Como, afinal, conseguiu Monet todos esses efeitos em O Terraço em Sainte-Adresse? Simplesmente, levando todos os elementos composicionais, que aí aparecem, a conglomerar-se na dinâmica de sua distribuição, na qual nada deve pesar mais do que deve, sob pena de comprometer o equilíbrio. Nesta matéria, o artista era um mestre consumado. Os recursos aí presentes são óbvios e repletos de naturalidade.

• Para começar, os três tufos à esquerda, com seus pendões e as duas cadeiras da esquerda, compõem com as duas cadeiras e o galho de flores vermelhas em forma de V da direita um arco bem visível, que parece avançar, tal se quisesse abraçar o infinito.

• Por outro lado, é muito importante nesta dinâmica o espaço continente do velho de chapéu panamá, que sói ser o próprio pai do pintor, com a cadeira onde está sentado, pois põe em destaque a base do pé traseiro esquerdo dessa cadeira, que é o ponto rotatório das linhas de força, que formam um leque aberto para a profundidade, como se quisesse envolvê-la na sua expectativa de moção.

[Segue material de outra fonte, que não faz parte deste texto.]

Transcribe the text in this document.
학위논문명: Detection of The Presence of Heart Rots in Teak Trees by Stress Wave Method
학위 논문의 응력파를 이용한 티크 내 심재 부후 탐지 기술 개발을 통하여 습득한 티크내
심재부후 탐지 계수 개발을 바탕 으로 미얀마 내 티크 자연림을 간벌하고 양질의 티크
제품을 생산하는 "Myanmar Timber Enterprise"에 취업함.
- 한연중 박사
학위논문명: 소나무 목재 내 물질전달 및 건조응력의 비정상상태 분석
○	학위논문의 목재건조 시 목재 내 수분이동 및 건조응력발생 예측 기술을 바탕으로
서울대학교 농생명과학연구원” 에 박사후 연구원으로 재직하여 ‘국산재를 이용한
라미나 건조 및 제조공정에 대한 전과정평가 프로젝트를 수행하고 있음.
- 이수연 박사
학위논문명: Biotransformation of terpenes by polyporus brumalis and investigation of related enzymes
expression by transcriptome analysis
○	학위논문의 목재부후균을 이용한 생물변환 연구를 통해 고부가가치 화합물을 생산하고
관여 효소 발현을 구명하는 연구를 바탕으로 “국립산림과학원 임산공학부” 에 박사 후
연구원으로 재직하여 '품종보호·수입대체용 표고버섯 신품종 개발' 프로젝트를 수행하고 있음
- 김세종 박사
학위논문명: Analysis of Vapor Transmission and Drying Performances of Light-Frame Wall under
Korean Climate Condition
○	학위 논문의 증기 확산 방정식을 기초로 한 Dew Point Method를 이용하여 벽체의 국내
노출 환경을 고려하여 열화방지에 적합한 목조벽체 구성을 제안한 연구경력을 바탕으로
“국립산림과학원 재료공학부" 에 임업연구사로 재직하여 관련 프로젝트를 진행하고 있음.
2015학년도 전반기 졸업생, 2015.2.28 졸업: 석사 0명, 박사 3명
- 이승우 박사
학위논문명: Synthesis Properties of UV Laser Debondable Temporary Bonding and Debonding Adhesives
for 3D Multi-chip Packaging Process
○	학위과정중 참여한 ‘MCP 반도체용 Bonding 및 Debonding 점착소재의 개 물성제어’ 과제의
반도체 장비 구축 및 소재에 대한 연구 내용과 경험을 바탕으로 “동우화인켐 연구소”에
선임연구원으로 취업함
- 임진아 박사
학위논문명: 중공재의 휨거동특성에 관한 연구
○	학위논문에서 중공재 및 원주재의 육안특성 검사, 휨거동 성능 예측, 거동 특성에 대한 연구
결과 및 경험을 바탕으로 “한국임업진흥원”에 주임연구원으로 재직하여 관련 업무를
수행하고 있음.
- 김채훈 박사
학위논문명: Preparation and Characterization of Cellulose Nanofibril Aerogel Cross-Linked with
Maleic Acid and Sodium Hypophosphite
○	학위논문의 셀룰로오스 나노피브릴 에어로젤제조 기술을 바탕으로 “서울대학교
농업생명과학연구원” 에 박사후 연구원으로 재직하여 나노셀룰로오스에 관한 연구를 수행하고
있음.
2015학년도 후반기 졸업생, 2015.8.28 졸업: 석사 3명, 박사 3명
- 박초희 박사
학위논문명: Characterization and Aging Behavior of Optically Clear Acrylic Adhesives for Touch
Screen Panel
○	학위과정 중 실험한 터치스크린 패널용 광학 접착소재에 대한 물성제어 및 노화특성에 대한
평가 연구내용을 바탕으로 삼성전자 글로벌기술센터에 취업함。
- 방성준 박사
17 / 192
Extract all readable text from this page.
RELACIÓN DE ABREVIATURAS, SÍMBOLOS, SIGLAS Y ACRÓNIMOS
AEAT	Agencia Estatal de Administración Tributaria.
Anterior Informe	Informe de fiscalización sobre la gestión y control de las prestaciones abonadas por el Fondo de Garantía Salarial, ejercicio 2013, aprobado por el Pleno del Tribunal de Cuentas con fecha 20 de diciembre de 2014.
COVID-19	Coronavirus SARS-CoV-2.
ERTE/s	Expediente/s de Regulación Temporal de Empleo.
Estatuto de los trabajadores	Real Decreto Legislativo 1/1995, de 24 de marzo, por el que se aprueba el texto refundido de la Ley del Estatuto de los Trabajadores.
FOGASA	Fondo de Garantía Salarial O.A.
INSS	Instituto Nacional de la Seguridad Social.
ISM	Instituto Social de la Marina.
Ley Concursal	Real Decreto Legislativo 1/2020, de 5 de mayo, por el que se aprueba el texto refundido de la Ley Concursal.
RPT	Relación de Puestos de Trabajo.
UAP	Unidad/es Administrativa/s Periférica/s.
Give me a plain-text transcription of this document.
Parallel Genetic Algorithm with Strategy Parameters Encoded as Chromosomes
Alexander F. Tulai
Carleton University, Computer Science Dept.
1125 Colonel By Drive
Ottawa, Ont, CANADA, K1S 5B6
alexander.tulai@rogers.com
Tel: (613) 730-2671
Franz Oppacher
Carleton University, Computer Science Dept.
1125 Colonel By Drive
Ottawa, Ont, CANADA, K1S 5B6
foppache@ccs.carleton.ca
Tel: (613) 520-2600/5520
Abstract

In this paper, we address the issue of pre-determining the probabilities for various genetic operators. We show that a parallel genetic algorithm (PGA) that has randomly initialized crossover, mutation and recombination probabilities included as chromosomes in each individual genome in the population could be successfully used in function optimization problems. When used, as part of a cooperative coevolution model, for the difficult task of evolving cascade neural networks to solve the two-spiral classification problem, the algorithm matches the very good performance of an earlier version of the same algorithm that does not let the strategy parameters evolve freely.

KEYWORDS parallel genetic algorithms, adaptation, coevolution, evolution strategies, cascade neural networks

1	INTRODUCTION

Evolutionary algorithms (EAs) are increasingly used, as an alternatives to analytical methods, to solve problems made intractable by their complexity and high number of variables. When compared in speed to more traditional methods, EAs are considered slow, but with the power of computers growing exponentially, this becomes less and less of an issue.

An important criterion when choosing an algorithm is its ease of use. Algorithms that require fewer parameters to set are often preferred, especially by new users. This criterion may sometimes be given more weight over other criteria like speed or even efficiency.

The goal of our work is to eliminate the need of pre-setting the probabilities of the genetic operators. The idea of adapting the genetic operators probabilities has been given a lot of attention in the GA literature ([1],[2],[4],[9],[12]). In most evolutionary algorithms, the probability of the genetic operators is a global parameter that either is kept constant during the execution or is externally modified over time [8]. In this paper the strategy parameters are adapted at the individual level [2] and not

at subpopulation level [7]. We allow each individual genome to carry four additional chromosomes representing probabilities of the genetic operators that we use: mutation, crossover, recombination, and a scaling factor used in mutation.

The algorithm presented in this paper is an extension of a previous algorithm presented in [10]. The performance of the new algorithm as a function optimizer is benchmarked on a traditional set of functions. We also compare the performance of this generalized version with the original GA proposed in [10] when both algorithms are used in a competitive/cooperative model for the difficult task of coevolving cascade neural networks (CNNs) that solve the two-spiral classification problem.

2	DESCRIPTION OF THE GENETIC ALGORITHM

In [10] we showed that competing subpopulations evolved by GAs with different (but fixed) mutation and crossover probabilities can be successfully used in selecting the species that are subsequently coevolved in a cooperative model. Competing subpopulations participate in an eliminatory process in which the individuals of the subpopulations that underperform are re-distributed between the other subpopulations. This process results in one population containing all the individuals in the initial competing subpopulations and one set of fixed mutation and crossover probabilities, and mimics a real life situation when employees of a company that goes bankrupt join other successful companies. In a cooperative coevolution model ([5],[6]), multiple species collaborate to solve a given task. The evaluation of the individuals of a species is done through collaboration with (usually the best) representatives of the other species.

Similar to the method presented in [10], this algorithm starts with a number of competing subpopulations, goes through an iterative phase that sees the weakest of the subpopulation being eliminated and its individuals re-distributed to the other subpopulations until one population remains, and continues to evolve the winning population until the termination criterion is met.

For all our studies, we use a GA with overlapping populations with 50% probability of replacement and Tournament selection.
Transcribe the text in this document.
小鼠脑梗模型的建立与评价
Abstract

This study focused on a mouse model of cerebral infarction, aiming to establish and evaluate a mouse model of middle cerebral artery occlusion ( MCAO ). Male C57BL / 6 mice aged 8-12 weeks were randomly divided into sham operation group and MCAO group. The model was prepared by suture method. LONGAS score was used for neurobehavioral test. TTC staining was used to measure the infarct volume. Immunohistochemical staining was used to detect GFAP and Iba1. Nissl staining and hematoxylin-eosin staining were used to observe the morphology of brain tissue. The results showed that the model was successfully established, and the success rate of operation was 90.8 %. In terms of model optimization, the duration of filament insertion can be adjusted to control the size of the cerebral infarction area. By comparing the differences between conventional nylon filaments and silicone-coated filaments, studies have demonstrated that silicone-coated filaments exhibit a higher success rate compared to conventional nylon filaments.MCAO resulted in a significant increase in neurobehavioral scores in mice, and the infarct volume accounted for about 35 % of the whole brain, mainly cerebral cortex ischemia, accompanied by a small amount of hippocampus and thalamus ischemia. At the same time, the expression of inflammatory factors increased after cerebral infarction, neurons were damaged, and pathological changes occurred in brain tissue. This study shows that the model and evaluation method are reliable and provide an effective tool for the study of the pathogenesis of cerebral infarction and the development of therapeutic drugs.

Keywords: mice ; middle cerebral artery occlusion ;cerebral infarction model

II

• É fácil descobrir aí os elementos componentes desse leque: os tufos com as cadeiras da esquerda formam a parte inicial do leque; o vermelho da bandeira de duas cores, o parquinho de dominância preta, a sombrinha da jovem e a da velha formam o segundo elemento; o velho, o portão acima dele e a bandeira francesa formam o terceiro elemento.

• E, finalmente, as duas cadeiras da direita com as flores em V completam o leque. Estes dados são tão claros e óbvios, que não posso crer não tenha Monet disposto tais formas de propósito e o leque fosse apenas coincidência ou então fruto dos inconscientes ritmos internos do artista…

• Finalmente, se estamos participando do quadro, com presença mesmo, de uma posição logo abaixo do ponto rotatório, chegamos a ter vontade de olhar para trás e cumprimentar Claude Monet, que, virtualmente, deve continuar ali por toda a eternidade (como ante todos os quadros que fez, enquanto viveu), pintando com dedicação e entrega este belíssimo quadro. Isso é pura magia!

Regata em Argenteuil incomoda-me um pouco, porque o lado esquerdo, onde estão os barcos, ao contracenar com o outro lado, onde estão a margem e as construções, perde força, porque o lado direito em vermelho alaranjado nas casas, anormalmente muito aquecido, tem um peso muito maior, em decorrência do que os barcos amarelos, cuja cor, embora seja também quente, é menos do que a outra, alijam-se neste contraste e, perdendo lastro, parece que vão levitar como os pássaros – cuja sensação, está claro, é antinatural. Apesar disso, que coisa encantadora e hipnotizante é esse tremeluzir das ondas, que parece embalar-nos! Assim é Monet: mesmo num dia em que não está lá com essa inspiração e paciência, consegue encantar-nos.